Wir lagen nebeneinander. Mein Kopf lag auf ihrer Schulter. Ich fragte:

„Wenn dein Vater zu Hause ist, wann willst du wieder zu ihm?“

„Gar nicht.“, sagte sie.

„Er ist das ganze Jahr weg.“, sagte ich dann. „Und wenn er da ist, bist du weg.“

„Ja.“

Ich sagte wieder: „Kompliziert.“

„Ja. Vielleicht.“

Mir gefiel die Dunkelheit nicht, obwohl sie auf Marisols Gesicht ein grau-schwarzes Schattenspiel zeichnete. Aber es war eine zu schweigsame Dunkelheit.

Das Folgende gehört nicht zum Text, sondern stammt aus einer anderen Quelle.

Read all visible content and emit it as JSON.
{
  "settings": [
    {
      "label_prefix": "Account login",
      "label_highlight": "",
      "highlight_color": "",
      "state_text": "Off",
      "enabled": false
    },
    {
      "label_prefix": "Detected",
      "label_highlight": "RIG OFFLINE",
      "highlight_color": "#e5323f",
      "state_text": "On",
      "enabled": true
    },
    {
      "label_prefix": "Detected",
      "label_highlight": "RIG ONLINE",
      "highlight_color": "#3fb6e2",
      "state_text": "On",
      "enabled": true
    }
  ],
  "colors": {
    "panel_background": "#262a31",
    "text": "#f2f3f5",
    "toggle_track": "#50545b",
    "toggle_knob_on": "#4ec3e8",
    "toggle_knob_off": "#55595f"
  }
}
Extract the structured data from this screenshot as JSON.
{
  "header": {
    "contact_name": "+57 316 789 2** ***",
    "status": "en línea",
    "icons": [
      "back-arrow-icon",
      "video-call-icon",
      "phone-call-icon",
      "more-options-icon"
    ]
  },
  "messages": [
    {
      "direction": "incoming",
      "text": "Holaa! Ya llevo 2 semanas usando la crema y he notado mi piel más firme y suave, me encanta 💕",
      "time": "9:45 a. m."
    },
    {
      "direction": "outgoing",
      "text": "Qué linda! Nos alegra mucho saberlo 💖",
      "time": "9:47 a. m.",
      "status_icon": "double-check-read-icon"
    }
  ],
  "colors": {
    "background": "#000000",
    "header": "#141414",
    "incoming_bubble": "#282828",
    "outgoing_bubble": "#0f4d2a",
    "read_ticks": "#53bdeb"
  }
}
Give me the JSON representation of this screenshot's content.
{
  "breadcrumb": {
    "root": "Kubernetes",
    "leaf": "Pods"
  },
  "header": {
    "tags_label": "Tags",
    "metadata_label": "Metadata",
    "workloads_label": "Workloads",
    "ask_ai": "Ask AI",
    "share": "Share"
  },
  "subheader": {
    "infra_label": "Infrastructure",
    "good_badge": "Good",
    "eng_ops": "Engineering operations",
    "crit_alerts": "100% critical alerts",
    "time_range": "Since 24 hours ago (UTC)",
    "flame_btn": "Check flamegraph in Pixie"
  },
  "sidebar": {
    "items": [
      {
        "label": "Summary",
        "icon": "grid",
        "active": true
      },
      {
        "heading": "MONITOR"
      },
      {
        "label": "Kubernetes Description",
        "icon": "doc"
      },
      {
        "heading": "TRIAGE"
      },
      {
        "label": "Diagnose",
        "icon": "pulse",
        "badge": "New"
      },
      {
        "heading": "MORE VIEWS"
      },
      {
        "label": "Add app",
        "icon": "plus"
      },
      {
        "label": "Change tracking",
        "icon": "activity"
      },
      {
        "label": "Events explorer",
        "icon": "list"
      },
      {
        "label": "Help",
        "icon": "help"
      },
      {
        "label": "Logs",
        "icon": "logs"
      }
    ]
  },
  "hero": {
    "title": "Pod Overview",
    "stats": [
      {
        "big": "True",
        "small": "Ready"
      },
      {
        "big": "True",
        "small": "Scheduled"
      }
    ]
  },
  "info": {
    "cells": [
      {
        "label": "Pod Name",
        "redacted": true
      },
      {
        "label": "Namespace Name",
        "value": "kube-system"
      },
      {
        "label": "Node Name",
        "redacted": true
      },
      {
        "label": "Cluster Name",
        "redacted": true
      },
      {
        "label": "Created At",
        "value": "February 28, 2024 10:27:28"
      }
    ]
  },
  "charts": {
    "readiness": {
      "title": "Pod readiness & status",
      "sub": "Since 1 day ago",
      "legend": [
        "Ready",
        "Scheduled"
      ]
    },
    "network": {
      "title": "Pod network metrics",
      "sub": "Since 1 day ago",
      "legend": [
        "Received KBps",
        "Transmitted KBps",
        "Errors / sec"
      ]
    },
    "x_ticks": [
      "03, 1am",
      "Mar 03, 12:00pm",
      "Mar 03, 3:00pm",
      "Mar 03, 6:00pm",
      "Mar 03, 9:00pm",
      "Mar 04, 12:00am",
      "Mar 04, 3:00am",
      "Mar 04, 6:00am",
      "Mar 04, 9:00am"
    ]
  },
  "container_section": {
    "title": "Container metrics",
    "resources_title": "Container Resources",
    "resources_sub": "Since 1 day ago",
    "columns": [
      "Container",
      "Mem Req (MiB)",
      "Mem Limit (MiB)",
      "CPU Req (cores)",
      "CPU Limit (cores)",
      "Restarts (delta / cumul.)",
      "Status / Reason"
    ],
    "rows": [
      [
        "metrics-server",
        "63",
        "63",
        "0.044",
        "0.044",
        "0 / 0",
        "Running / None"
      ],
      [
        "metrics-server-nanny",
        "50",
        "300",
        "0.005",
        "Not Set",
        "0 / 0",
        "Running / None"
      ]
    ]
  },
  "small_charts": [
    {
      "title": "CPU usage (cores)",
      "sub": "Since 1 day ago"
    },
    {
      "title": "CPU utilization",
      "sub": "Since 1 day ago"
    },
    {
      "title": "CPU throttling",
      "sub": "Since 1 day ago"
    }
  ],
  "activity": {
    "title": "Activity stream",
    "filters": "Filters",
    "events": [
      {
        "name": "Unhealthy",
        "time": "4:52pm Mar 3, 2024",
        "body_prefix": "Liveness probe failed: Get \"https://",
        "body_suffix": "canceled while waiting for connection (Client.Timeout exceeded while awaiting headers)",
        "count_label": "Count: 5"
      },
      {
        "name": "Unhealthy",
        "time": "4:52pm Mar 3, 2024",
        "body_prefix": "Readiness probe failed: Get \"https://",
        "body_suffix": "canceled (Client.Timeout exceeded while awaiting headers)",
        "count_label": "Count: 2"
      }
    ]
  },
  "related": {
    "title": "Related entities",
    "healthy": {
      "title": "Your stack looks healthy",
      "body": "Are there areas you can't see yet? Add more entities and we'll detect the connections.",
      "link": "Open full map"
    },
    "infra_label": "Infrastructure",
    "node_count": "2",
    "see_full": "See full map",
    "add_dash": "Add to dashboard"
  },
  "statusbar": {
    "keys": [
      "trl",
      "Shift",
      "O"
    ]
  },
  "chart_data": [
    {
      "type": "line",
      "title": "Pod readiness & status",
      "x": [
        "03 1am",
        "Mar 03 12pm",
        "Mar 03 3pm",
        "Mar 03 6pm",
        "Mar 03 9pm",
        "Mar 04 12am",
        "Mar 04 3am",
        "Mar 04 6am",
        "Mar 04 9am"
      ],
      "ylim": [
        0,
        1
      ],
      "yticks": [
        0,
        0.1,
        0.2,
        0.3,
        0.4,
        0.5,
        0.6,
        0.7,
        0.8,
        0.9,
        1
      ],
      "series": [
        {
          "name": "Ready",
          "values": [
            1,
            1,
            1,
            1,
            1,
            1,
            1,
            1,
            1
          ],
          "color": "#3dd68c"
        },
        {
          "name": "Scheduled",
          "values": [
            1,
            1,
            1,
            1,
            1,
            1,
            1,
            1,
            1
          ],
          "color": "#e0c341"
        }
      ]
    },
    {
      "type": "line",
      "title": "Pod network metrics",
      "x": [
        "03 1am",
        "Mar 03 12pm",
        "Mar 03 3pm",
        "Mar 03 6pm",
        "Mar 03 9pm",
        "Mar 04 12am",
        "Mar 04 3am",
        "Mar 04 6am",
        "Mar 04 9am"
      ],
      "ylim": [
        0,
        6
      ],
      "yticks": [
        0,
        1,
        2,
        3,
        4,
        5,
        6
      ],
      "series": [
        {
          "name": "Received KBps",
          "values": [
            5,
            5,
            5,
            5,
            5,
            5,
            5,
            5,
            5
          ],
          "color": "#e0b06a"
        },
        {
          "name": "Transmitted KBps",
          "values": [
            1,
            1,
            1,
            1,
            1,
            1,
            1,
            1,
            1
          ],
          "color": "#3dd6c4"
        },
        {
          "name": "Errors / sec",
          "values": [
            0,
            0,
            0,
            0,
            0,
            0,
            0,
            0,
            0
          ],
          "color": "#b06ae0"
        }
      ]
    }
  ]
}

Sie hatte ihre Hand auf meine gelegt. Ihre Finger spielten mit der weichen Haut zwischen den Fingern.

„Ich hab mich mit vielen unterhalten.“, erzählte ich ihr. „Über Liebeslieder und so. In Liedern und in Filmen klingt alles so, als ob es eigentlich gar nichts wirklich Kompliziertes gibt. Ich meine, natürlich läuft zwischendrin nie alles glatt. Aber am Ende, weißt du. Irgendwie geht es immer nur darum, dass sich alles irgendwann beruhigt. So als ob das eigene Leben wie ein Stein ist, der ins Wasser fällt. Das Wasser wird unruhig, es gibt Wellen und man sieht auf einmal vor lauter Unruhe den Boden nicht mehr. Aber am Ende ist doch alles wieder friedlich.“

„Hm.“, machte sie.

„Im Ernst. Egal ob Romeo und Julia oder Titanic oder … oder die Geschichten, die Onkel Renard so erlebt. Am Ende gibt es immer einen friedlichen Abspann. Die Namen laufen vorbei und alles war eben doch nur Kino.“

Jetzt drehte sie den Kopf doch zu mir um und wir sahen uns ganz ernst und gleichzeitig tief in die Augen. Was vollkommen komisch war. Weil ich nie gedacht hätte, dass man beim ernsthaften Reden romantisch sein konnte.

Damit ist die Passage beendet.